Madame Bovary-Gustave Flaubert: Desperate Housewife in the 1800s
Madame Bovary by Gustave Flaubert
My rating: 2 of 5 stars
The original is in French and I read the English translation by Alan Russell (Penguin Popular Classics).
I’m rather a novice with reading the classics so the writing seemed rather excessively descriptive and flowery to me. Perhaps with some books, you need guidance to understand them fully and several articles I read about this book online made me appreciate it more.
Charles Bovary is an nondescript local doctor, used to living ‘by the rules’. He establishes a minor practice and marries suitably, if unhappily. After his wife dies, he meets Emma Rouault, the pretty daughter of one of his patients. Captivated by her beauty, he is thrilled when she agrees to marry him.
Emma, for her part, has been a dutiful daughter and model student at a convent. Once married, however, she finds herself restless and dissatisfied with the lack of romance and grandeur in her life. She turns first to fervent domesticity, occasional piety and finally to outside affections, seeking what seems to be missing.
The men in her life are at first captivated by her charms and beauty, like her husband is. However, eventually both Rodolphe and Leon tire of her incessant neediness and leave her. As Emma delves deeper into the quest for romance, she plunges her family into debt, to support her lavish lifestyle.

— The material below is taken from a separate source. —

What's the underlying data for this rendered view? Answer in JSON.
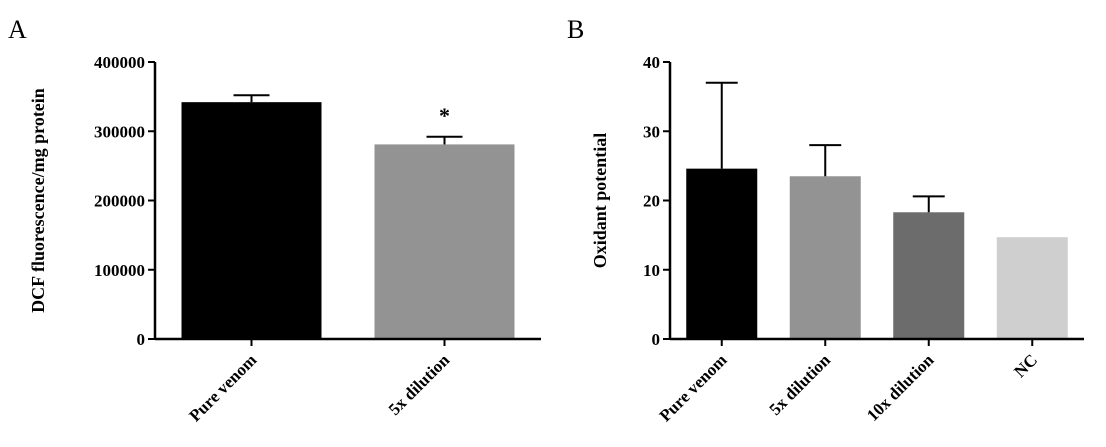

I imagine that the original in French would have added considerably to the story. After all, the setting, the social norms and the quest for and to be a perfect mistress are more French than English. Still, the story brought out the gradual descent into depravity and finally, depression very well. Emma’s active mind seeks an outlet and finding none, turns to materialism and desperation. Her fall into the debt whirlpool would probably resonate with women even today, especially since even empowered, we end up chasing material objects to replace emotional chasms.
If you’re interested in unusual female characters and are willing to stretch your reading muscles a bit, this might be a good place to start.